Os desafios para a valorização da arte urbana no Brasil

Enviada em 02/08/2021

De acordo com a Constituição Federal de 1988, todo cidadão tem direito ao acesso à cultura. Porém, em oposição à essa garantia, observa-se que a arte urbana no Brasil - meio de agregação cultural - não tem recebido atenção suficiente e enfrenta alguns desafios para ser reconhecida. A desvalorização dessas artes decorre dos preconceitos sociais existentes e do escasso investimento governamental, o que cria o tal problema.

Em primeiro lugar, é importante notar que a aversão da sociedade à arte urbana expõe um dos principais motivos que dificultam a apreciação da arte. Esse pré-julgamento se deve ao fato de grande parte das pessoas não compreender os verdadeiros ideais do artista e de sua obra. Portanto, ao retratar a realidade voltada para a difusão da crítica social, política e econômica, na maioria das vezes, seu trabalho não é bem entendido. Logo, é perceptível a intolerância às formas de expressão populares, como graffiti, teatros e outras instalações, típicos de espaços urbanos.

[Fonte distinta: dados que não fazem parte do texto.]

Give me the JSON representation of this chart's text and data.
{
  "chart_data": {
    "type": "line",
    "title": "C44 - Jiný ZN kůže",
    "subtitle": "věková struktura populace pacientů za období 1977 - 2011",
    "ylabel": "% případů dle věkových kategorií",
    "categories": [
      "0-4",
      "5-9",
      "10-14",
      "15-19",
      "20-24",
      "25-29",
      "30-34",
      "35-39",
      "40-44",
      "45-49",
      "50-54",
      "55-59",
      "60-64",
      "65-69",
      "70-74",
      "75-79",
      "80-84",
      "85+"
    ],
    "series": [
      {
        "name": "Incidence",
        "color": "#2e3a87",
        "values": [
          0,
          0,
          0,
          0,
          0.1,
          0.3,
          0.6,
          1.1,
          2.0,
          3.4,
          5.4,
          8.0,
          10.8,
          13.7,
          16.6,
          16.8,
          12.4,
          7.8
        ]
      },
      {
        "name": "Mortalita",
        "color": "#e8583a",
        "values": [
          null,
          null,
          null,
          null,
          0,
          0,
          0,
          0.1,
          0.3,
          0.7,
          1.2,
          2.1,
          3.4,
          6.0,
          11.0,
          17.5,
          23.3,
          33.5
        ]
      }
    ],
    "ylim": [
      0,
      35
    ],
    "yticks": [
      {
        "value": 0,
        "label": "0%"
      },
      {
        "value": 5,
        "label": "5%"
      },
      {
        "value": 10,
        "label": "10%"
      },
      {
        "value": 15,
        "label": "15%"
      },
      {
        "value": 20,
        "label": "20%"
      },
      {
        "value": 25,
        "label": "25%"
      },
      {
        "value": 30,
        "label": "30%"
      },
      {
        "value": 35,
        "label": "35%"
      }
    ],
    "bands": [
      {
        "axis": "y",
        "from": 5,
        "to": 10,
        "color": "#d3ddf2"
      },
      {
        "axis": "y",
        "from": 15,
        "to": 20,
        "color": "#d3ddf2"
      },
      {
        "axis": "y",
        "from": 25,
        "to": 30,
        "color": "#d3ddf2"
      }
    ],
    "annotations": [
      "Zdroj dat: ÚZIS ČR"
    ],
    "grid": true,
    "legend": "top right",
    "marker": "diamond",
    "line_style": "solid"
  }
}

Em segundo lugar, a negligência do Estado em apoiar todos os artistas pode ser considerada um fator agravante do problema. Devido à falta de recursos para a arte em geral e à falta de condições para as classes sociais mais baixas, tais pessoas acabam por formar grupos voltados para a expressão da arte nas ruas. No entanto, como essas pessoas não estão legalmente autorizadas a escrever e fazer graffiti em locais públicos e privados, são consideradas marginalizadas. Portanto, é notória a importância do investimento governamental para evitar situações semelhantes caudadas pela falta de área suficiente de divulgação da arte.

Portanto, vale ressaltar que medidas devem ser tomadas para combater a desvalorização da arte urbana. As instituições escolares, por intermédio do Ministério da Educação, devem ser responsabilizadas a transmitir aos alunos a importância da cultura por meio de palestras educacionais e debates, a fim de formar futuros cidadãos. Por conseguinte, urge aos governos locais prestar mais atenção a esta questão e disponibilizar recursos que possam ser investidos no trabalho desses artistas e em espaços apropriados para este estilo de arte, visando cultivar pessoas boas, e não criminosos.